If I were going to write the specifications for a system to filter the results served to visitors and yet still sell the things I was protecting the extra-sensitive visitors from, I would first make the fact that I was filtering things public. Then I would give the visitors a toggle to turn it off or keep it on. If I were freaked out about someone's over-inquisitive small child noticing it and turning off the filtering, I would make it one of those bloody Amazon options that make you enter the password before touching.

And even with the means to pull the books, they're pulling the wrong ones and not pulling the right ones. It's fairly apparent at this point that they're using keywords related to sex and LBGT issues in order to do the pulling, without regard to the actual content of the book. (See: "Heather Has Two Mommies".)

But even if they could be assumed to be operating under good faith, they're still doing it badly, by using keywords as they are. And they very much must be using some form of keyword search, for practical reasons -- the sheer volume of books in their store is such that it would not be practical, or perhaps possible, to get an employee to read each one under question and pass judgment based on some sane standard like graphic depiction of sex or violence. It might not even be feasible to have someone read the product page for each book under question. Let's consider LiveJournal's Schools directory for a moment. It is kind of large, but I don't think it's even close to the size of Amazon's catalog, by an order of magnitude at least. It takes a team of dedicated volunteers to review and then confirm or deny schools listings. The informal, internal name for the Schools volunteer team is "Team Leaky Canoe". It has taken years for the current schools directory to grow to its current size. I don't know what method they have been using -- perhaps it is whole subcategories, or perhaps it is keywords in the summary, perhaps it is some other means of quick search -- but it's getting painfully obvious that they don't care whether or not something is actually adult.

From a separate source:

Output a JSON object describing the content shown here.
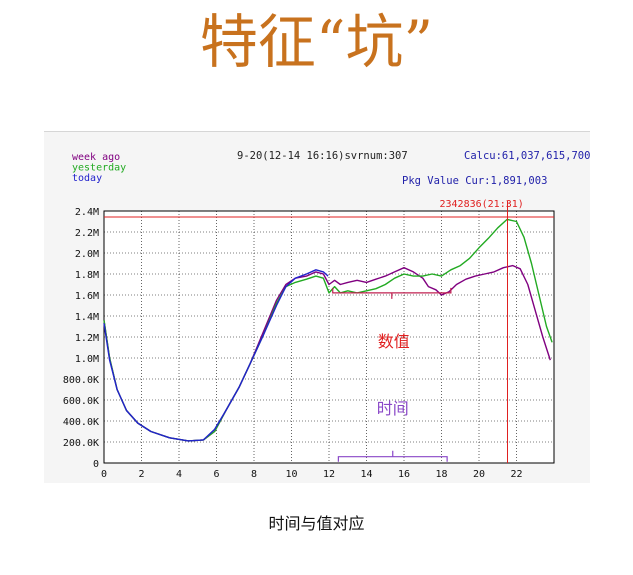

It's probably not possible to find a keyword, or even a cluster of keywords, that accomplishes what Amazon claims to want to be doing. Anything of the like will run into the breast cancer problem, or "overblocking" problem. If I were attempting to design a practical system to locate problematic, I would compile a list of keywords, like the one that powers Google SafeSearch. Then I would run this list of keywords against the full text search that Amazon has for many of its books. Then I would take the results of that search, and possibly do a little more automated crunching to see if I couldn't isolate the likeliest candidates and save some human time. Then I would take whatever that spat out, and display the title and author(s), the category or categories the book is found in, the highlights that were hit, and a paragraph or so of context for the highlights. Then I would get some human, ideally one speaking the language and reasonably versed in the context that the book is coming from, to look at that and make the call: adult or not adult. Then I would have another human run the same check on the same material. In case they disagreed, I'd have a tiebreaker round with a third human. I note that Amazon wouldn't even have to pay highly trained workers a living wage to sit at a desk for eight hours doing this. Amazon could farm it out to Mturk, which they own.

Whether this is a genuine glitch, as they're now claiming, or active malice towards the LGBT community, they're still doing it wrong. LiveJournal had Strikethrough. Amazon has #amazonfail.